FWIW, Folds.mapreduce can run on CUDA with FoldsCUDA.jl, even without CuArray input, if you pass the executor object to it:

julia> orig_folds(b, n_hat, A, ex = ThreadedEx()) = Folds.mapreduce(+, axes(A,2), ex) do k
           b[k]*cis(  n_hat[1]*A[1, k] + n_hat[2]*A[2, k] + n_hat[3]*A[3, k] )
       end;

julia> Threads.nthreads()
1

julia> @btime orig_folds(b, n_hat, A);
  532.295 ms (2 allocations: 64 bytes)

julia> @btime CUDA.@sync orig_folds(d_b, d_n_hat, transpose(d_A), CUDAEx());
  17.620 ms (12728 allocations: 204.77 KiB)

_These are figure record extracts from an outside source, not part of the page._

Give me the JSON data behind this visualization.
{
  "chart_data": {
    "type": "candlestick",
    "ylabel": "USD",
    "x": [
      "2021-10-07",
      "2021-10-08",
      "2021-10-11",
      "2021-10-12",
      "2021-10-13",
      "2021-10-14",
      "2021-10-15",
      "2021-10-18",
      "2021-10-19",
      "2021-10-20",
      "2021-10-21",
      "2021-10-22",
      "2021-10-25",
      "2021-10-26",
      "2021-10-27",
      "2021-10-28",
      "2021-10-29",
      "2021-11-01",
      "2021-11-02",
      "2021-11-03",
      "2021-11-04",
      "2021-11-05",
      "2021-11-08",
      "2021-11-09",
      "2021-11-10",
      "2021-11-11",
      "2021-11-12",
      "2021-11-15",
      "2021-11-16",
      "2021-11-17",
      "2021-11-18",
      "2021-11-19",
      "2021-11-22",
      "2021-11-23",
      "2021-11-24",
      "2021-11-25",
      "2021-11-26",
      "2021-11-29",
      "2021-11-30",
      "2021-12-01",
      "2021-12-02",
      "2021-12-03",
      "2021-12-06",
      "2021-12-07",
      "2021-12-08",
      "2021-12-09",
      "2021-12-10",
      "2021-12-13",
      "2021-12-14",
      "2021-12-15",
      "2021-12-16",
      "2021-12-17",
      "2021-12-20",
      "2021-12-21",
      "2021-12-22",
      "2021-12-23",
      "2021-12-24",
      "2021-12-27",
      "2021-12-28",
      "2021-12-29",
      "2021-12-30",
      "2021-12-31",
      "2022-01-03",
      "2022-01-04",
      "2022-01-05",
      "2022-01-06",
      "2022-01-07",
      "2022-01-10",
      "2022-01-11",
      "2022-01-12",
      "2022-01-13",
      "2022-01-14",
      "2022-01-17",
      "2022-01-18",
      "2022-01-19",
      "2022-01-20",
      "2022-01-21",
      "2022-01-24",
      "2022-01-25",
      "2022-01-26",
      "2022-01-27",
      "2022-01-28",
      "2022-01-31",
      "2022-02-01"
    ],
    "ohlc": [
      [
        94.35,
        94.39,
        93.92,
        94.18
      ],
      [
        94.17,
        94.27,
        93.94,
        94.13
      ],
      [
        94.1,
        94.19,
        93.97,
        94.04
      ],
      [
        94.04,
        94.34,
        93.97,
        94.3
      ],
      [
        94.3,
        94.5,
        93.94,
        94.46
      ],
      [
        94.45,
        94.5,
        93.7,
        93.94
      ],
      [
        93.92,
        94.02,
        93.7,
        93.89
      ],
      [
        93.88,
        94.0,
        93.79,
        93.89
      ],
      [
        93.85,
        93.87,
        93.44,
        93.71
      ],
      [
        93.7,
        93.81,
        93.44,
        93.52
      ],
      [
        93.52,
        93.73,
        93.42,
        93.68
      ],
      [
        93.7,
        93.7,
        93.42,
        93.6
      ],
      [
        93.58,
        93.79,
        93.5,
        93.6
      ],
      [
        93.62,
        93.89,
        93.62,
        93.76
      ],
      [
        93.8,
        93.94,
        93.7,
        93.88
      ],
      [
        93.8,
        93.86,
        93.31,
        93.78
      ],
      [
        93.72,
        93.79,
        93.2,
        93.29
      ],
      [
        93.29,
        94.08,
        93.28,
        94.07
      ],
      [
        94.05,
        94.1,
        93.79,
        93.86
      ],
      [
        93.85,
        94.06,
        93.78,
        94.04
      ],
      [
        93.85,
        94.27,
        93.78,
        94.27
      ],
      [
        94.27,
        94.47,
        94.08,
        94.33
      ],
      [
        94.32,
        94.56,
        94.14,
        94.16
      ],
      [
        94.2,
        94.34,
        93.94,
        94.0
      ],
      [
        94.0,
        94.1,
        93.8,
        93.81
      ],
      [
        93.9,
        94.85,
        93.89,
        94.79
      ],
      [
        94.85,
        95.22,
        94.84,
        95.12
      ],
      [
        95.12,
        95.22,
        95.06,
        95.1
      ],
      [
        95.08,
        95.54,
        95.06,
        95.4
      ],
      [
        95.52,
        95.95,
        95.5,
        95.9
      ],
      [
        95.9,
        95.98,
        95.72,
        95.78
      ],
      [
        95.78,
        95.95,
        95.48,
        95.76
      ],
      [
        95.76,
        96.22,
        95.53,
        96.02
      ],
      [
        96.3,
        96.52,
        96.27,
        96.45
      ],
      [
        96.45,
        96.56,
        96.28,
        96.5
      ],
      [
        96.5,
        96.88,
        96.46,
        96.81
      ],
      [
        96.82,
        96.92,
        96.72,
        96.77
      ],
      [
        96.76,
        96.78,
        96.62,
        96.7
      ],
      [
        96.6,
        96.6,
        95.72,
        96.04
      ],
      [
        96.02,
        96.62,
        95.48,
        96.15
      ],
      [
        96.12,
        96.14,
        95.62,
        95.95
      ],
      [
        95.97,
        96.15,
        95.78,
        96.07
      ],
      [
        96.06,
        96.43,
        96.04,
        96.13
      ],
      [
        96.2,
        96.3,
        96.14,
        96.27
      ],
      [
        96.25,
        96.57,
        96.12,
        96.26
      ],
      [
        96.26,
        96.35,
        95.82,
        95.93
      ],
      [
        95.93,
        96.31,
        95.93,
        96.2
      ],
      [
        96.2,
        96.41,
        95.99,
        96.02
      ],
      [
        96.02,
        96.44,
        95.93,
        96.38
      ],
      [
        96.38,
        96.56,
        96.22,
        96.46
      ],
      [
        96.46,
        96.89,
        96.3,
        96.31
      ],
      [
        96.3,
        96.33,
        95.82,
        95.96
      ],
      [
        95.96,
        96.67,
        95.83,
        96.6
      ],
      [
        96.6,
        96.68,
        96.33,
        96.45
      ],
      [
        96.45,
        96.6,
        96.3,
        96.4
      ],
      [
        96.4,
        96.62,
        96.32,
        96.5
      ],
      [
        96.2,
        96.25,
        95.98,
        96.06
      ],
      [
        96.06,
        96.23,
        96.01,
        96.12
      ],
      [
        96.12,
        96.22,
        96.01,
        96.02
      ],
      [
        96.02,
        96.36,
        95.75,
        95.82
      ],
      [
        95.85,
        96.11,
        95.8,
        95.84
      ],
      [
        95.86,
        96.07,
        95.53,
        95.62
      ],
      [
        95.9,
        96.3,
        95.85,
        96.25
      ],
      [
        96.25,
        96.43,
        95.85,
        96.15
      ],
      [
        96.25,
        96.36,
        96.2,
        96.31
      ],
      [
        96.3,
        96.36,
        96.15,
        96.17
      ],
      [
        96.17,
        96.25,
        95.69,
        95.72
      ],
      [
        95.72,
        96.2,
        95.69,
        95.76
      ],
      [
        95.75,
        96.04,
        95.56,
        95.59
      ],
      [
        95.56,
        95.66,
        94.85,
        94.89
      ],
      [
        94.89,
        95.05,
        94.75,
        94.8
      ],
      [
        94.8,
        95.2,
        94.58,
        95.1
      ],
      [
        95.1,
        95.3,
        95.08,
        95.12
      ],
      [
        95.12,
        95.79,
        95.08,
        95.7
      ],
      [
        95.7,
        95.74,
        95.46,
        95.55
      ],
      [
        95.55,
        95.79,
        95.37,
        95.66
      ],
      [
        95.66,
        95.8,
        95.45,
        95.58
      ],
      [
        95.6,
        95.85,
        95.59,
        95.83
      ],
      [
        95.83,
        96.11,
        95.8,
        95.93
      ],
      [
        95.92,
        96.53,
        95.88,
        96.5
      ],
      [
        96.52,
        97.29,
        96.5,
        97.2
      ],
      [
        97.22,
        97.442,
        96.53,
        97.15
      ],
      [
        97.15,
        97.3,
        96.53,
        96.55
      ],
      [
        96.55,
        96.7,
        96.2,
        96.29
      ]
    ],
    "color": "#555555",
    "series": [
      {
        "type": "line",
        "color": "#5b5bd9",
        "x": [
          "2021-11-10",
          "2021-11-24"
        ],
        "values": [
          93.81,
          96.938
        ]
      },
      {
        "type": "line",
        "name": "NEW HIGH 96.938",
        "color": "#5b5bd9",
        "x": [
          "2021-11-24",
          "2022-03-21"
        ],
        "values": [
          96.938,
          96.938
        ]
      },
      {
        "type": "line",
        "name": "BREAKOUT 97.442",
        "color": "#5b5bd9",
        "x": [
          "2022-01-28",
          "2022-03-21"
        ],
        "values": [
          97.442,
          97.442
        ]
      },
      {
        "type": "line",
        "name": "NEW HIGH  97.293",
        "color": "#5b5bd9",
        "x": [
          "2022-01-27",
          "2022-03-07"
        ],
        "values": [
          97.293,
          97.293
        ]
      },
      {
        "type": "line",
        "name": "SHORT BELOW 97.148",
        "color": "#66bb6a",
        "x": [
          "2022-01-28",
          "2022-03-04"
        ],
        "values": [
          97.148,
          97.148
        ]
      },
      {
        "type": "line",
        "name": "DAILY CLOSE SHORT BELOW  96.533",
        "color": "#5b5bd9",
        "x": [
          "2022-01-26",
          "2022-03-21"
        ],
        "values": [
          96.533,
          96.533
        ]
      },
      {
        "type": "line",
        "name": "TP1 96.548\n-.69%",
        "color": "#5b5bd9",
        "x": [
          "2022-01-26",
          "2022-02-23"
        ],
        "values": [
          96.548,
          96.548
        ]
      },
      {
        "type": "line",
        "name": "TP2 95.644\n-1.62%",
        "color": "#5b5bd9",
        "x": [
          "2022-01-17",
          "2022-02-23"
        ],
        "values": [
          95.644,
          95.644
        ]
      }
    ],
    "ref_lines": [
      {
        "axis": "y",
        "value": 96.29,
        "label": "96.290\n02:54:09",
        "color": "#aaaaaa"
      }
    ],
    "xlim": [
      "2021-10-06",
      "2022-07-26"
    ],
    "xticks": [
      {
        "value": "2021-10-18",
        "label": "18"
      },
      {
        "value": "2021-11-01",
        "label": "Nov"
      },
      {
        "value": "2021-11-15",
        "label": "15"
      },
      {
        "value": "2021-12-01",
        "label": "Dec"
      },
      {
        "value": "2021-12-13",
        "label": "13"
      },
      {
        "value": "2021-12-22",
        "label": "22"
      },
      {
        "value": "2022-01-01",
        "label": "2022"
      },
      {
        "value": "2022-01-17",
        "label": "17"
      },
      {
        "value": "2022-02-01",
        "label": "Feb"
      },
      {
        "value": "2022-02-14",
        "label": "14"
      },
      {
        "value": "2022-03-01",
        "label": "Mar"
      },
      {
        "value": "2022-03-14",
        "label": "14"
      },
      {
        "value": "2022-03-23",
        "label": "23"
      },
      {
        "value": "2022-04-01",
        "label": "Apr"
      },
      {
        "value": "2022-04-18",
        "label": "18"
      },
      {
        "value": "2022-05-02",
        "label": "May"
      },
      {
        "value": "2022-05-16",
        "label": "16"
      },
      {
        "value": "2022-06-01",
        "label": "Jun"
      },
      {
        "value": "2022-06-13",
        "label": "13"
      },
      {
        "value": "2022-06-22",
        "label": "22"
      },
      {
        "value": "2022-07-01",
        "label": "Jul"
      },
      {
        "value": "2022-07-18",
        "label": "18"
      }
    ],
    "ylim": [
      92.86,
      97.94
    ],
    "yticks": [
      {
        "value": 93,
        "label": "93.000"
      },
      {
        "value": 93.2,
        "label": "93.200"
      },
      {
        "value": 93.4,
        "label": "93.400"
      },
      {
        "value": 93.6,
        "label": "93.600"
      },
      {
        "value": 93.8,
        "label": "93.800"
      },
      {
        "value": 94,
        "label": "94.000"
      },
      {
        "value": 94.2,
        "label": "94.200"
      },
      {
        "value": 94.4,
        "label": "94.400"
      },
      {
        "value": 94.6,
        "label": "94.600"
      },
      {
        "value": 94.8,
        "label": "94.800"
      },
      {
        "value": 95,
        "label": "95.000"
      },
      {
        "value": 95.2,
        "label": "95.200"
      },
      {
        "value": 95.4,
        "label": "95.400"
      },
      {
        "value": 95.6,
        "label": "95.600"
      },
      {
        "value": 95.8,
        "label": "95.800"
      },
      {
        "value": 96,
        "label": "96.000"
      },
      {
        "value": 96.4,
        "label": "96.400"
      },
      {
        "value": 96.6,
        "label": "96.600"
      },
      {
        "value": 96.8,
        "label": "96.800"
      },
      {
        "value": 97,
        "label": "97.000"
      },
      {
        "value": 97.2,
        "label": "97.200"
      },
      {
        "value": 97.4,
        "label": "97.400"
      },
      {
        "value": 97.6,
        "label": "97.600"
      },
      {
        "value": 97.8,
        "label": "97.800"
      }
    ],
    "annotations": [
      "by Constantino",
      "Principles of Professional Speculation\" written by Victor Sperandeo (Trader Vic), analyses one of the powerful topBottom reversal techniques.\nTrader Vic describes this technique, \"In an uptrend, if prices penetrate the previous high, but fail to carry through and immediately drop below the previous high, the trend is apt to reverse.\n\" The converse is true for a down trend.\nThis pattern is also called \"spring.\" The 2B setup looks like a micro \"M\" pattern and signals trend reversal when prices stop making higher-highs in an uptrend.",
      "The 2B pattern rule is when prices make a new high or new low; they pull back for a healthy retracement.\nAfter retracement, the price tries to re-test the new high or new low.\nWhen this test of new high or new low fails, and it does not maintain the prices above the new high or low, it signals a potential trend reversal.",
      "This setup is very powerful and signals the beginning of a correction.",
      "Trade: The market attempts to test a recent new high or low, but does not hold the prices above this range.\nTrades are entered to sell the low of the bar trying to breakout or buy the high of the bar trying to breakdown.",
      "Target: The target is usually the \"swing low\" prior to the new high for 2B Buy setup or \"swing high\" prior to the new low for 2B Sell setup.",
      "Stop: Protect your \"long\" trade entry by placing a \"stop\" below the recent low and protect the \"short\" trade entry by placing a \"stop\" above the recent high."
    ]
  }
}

julia> @btime CUDA.@sync sum( cis.($d_A *$d_n_hat).*$d_b );
  2.843 ms (1089 allocations: 18.00 KiB)

(Side note: adding @inbounds does not improve the performance)

But FoldsCUDA version does not perform well, maybe because it does not implement the reduction in a memory coalesced form (I’m fixing it).